Every research-active academic is familiar with the process of peer review. Certainly, there are differences between disciplines, and debates over double-blind, single-blind and open (in all its different forms) continue to rage. But, fundamentally, most academics with whom I speak hold up peer review as the “gold standard” to which we should subject work.
Yet, there are lots of things about peer review of which most researchers are ignorant.
For instance, just in a logical sense, in my discipline: usually, we have two double-blind reviewers. If they disagree we commission a third to arbitrate. Why, though, should that third be any more or less reliable than the other two experts? How is it that, when two experts disagree, we resolve the dissensus by asking a third? Surely we might as well flip a coin if the two preceding experts have violently disagreed?
Indeed, the predictive power of peer review is frequently overrated. Several studies, for instance, have traced the fact that Nobel prizewinning work has been rejected. Furthermore, another experiment by Peters and Ceci resubmitted papers that had been previously accepted at journals in disguised form. Only 8 per cent were detected as plagiarism, yet 90 per cent of the submissions were ultimately rejected.
One might also consider the fact that more than half of rejected papers go on to be published elsewhere anyway: a huge redundancy of labour in re-reviewing work in order to maintain a hierarchy of journal exclusivity. This is why our research team has previously been so concerned about the discourse of “excellence”. It turns out that not only are we poor at defining excellence, we are also poor at spotting it in advance.

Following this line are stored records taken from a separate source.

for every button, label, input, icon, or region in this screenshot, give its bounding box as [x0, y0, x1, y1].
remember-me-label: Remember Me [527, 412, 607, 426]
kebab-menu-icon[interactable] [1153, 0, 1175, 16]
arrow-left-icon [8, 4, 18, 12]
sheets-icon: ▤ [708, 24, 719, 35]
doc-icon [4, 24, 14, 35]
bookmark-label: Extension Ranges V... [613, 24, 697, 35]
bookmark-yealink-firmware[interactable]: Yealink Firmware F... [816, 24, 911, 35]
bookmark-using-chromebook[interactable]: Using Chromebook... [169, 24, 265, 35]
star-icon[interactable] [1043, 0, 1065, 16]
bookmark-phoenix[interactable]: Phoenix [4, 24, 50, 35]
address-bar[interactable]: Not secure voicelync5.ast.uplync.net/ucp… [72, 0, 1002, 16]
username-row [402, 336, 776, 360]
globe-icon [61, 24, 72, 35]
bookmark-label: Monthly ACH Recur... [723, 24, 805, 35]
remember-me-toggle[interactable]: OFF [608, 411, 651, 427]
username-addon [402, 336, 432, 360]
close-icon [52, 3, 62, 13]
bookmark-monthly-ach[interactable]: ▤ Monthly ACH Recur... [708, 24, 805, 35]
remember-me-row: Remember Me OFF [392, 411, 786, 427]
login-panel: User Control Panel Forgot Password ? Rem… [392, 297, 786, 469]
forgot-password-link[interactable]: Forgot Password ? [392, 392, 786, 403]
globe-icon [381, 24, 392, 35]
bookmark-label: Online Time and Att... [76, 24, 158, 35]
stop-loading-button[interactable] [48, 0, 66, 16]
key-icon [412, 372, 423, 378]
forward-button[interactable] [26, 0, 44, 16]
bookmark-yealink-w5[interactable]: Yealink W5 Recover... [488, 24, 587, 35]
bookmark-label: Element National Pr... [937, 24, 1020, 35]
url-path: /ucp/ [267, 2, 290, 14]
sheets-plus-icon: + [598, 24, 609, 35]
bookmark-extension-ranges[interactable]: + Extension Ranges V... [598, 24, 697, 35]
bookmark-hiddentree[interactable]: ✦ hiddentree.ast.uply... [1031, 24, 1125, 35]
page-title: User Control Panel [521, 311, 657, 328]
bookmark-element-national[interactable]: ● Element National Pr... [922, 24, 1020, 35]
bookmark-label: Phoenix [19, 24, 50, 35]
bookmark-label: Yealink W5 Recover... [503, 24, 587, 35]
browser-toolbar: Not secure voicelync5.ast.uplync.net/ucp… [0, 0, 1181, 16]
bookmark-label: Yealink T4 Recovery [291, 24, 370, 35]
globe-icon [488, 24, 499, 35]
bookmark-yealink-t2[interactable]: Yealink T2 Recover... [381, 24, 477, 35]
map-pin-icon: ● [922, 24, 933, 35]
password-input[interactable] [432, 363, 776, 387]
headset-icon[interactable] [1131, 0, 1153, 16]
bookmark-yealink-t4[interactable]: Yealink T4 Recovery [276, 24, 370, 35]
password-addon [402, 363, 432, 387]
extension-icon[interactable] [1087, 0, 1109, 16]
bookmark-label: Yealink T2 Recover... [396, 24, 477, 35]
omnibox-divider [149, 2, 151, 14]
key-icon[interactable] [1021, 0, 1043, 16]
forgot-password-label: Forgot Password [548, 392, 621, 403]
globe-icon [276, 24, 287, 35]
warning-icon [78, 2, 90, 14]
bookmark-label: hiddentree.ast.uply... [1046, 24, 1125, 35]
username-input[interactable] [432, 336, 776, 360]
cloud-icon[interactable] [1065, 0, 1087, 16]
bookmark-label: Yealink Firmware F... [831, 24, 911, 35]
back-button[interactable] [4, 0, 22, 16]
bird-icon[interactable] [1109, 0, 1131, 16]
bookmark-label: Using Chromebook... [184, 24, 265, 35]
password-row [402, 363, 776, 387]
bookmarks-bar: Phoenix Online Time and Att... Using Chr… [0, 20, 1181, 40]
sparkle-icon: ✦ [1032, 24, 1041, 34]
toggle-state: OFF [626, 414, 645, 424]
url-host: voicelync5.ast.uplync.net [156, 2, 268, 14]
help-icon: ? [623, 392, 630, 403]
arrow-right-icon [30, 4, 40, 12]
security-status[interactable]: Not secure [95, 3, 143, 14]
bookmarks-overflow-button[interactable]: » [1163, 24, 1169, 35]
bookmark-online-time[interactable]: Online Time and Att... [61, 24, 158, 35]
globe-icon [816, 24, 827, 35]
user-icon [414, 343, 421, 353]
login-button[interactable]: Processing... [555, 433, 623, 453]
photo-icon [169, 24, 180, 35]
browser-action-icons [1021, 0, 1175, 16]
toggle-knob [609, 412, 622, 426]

Why are we so unaware of how well peer review works? Well, for one thing, it’s usually quite difficult to study, despite the fact that the programme at the Peer Review Congress conference appears as healthy as ever. Layers of anonymity combine with corporate interest and personal copyright to make it very difficult to obtain datasets of reader reports on which one can work. Furthermore, to question peer review as a researcher is in some ways to put one’s reputation on the line: “is s/he only attacking peer review because his/her work isn’t good enough?” is the type of question that others might ask.
This is why a recent research group of which I am principal investigator, thanks to a grant from the Andrew W. Mellon Foundation, will be working with Plos One to investigate their review process. Plos has always had a clause that allows its dataset of reader reports to be used for research purposes, and Veronique Kiermer, executive editor for Plos Journals, will be on the team.

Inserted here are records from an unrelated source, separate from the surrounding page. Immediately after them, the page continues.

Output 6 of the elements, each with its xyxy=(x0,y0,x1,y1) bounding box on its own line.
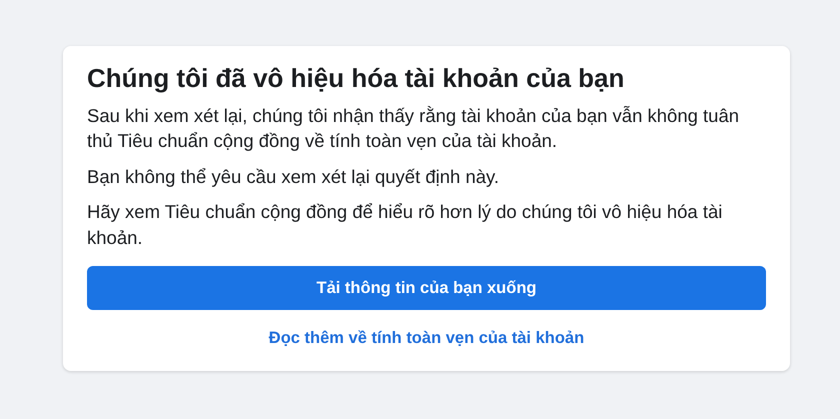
message-text: Hãy xem Tiêu chuẩn cộng đồng để hiểu rõ hơn lý do chúng tôi vô hiệu hóa tài khoản. xyxy=(87,200,724,250)
dialog-title: Chúng tôi đã vô hiệu hóa tài khoản của bạn xyxy=(87,62,626,94)
message-text: Bạn không thể yêu cầu xem xét lại quyết định này. xyxy=(87,164,500,189)
download-button[interactable]: Tải thông tin của bạn xuống xyxy=(87,266,766,310)
learn-more-link[interactable]: Đọc thêm về tính toàn vẹn của tài khoản xyxy=(268,329,584,348)
message-text: Sau khi xem xét lại, chúng tôi nhận thấy rằng tài khoản của bạn vẫn không tuân thủ Tiêu chuẩn cộng đồng về tính toàn vẹn của tài khoản. xyxy=(87,104,740,154)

Under conditions of strict confidentiality and report anonymity, our project seeks to describe the anatomies/structures of peer-review reports at Plos One; what do these documents look like when read at scale? We will also be examining aspects of sentiment and stylometric measurement.

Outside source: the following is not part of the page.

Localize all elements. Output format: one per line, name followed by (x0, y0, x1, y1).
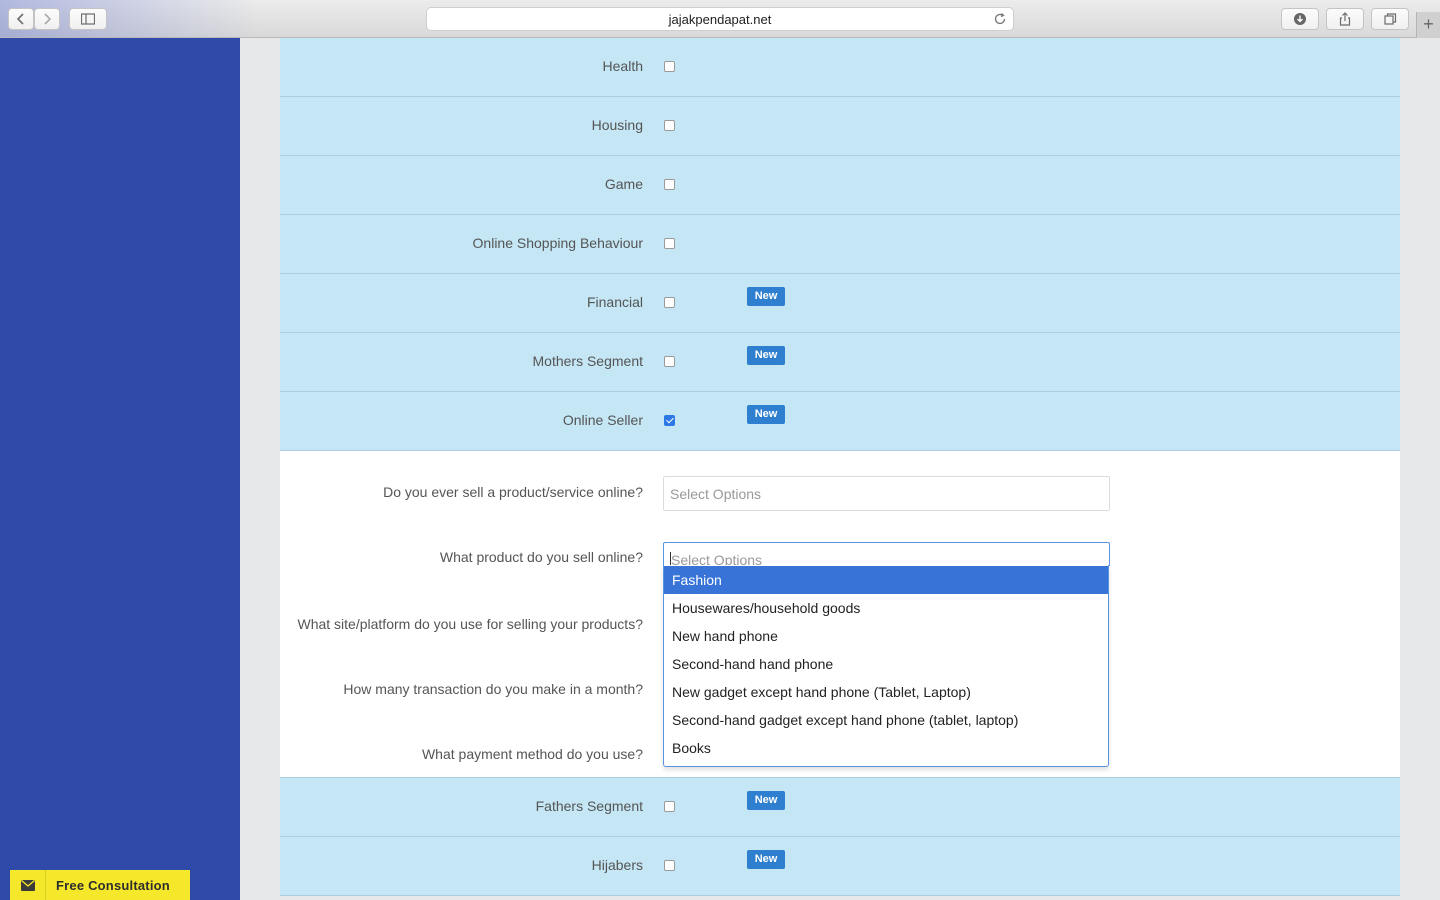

For instance, we’d like to know how well reviewer sentiment measures can act as a proxy for overall acceptance. Furthermore, which stylometric indicators, if any, correlate with acceptance, rejection or high-impact articles? Can we train an artificial neural network to recognise which parts of a paper are being described by a reviewer and to attach a sentiment score to this? The latter work could certainly go on to have useful impact for the publishing industry.
Yet, in some ways, the questions we can ask here are niche and specific. We do not have a comparison dataset, so we will be working solely on Plos One’s reviews. This comes with some challenges. Plos One’s peer-review criterion of “technical soundness” is certainly different from that of other venues. Yet it also remains the only space in which we are currently able to conduct this work, although a future extension to examine the Wellcome Trust’s Wellcome Open Research open reviews would be an area for future exploration.
It also means that, since the criteria are so different, we will be able to ask questions about how well reviewers adapt to this new set-up. Is it the case that reviewers disregard novelty, or do they, in fact, revert to what they know and comment on novelty/significance in their reports?
We hope, overall, that the project will bring both some well-needed scrutiny to peer review and will give us an initial insight into the types of questions that we can ask of such datasets. If we can show enough value from the project’s outputs, we hope that this might encourage other organisations to ensure that their own reports can be used for future research in a safe way. Finally, all outputs from the project will be open access, ensuring the broadest dissemination and reach. Provided, of course, the work passes the rigorous standards…of peer review.
Martin Paul Eve is chair of literature, technology and publishing at Birkbeck, University of London.